Under the bill of the Cubs “Wrigleyville” City Connect cap are written the names of all 77 Chicago neighborhoods — from Albany Park to Woodlawn. This line of alternate City Connect uniforms created by Nike for MLB has been making heads turn since being launched during the 2021 season.
Making a fashion statement is one thing, but as part of the City Connect initiative the Cubs will also be holding events highlighting local organizations and youth programs across Chicago this baseball season. Their goal is to showcase the diversity of the city and shine a light on the positive work being done by great organizations in all parts of town.
As part of this effort, we want to hear what you have to say about the neighborhood you live in, so we’ve created a new writing prompt:
What is great about the place you call home?
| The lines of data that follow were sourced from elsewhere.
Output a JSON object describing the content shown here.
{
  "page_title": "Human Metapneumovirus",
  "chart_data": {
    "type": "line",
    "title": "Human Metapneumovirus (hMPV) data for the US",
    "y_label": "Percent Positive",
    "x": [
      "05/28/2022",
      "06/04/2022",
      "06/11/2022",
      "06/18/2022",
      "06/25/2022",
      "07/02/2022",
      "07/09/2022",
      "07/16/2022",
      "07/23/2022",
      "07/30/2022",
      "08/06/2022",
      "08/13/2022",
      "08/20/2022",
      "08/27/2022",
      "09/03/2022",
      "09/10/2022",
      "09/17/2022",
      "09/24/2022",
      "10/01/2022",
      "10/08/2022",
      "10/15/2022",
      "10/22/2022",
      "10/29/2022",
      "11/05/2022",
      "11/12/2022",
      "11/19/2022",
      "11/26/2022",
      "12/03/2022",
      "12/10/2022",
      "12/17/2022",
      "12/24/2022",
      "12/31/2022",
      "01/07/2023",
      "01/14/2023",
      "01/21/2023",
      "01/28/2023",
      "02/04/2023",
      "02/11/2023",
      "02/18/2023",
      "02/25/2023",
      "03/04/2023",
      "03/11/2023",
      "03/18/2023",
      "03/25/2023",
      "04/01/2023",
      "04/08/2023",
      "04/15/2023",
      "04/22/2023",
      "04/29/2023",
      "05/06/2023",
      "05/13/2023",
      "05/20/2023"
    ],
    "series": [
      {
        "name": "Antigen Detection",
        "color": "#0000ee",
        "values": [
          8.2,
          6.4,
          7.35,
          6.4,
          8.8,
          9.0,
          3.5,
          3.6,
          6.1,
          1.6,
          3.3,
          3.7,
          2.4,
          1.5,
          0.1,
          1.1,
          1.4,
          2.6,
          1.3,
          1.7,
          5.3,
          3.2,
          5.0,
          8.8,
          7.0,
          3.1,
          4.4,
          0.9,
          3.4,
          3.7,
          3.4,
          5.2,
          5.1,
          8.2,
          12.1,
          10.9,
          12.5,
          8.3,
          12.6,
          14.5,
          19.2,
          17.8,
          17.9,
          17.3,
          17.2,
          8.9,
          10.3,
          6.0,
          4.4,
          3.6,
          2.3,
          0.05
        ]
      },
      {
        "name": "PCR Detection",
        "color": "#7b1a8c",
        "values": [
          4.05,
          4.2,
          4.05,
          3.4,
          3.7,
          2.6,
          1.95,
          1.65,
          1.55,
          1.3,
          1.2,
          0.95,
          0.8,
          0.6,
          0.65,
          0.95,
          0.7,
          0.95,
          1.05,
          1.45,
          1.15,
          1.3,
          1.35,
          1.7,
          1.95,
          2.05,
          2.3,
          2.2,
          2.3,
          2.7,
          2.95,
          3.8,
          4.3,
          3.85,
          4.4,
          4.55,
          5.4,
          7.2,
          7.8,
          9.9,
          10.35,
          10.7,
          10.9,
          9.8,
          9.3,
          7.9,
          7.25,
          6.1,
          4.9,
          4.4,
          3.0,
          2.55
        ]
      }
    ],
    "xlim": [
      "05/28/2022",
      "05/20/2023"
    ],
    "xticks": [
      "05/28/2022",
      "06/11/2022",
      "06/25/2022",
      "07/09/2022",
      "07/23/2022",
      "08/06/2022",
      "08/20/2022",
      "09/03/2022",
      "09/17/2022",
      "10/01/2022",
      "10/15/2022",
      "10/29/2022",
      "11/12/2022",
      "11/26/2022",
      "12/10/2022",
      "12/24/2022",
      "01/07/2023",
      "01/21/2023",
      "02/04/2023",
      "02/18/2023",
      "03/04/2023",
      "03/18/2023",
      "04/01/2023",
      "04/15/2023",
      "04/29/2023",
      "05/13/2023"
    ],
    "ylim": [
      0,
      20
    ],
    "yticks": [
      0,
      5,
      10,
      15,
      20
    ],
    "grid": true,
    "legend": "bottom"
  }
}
Tell us about your neighborhood and how it has shaped you. Also, let us know what you think it means to be a good member of a community.
Audience and Purpose:
Your audience includes anyone interested in learning about your part of the city and what you see as the role of a good community member. Your readers want to hear why your neighborhood is so great and how you think it could be even better. Your readers may or may not live in your city, and you should definitely not assume they know anything about your neighborhood. They might even hold some misconceptions that you may have to address. Before starting to write, think about your audience and what questions they might have about your neighborhood.
Brainstorm ideas that will be compelling and appropriate. Use these questions to start generating ideas: Where is your neighborhood located? What is its history? What are the places you like to visit? Who are the people living there? What type of food, music, or arts are popular? Seriously, why is this place so special? What do readers need to know in order to really appreciate that? Finally, what can all of us do to make our communities vibrant and show respect for the places we and others call home?
Consider what would be the most effective tone for your piece and get started writing. Stay aware of the time someone will likely take to read your piece and pick the most relevant and interesting content to include.
Read the piece aloud and listen for places that might need clarification. Read your piece to a few willing listeners who don’t live in your neighborhood to see how they respond. Do they have questions? Can they visualize your neighborhood? Do they understand what being a good community member involves? Add, remove or change any details based on this process.
Edit and Polish
Take your time in going over the piece one last time, correcting any spelling or grammar mistakes you find along the way. Take as much pride with this blog as you have for your neighborhood and you’ll feel great when people from your community or others read the piece.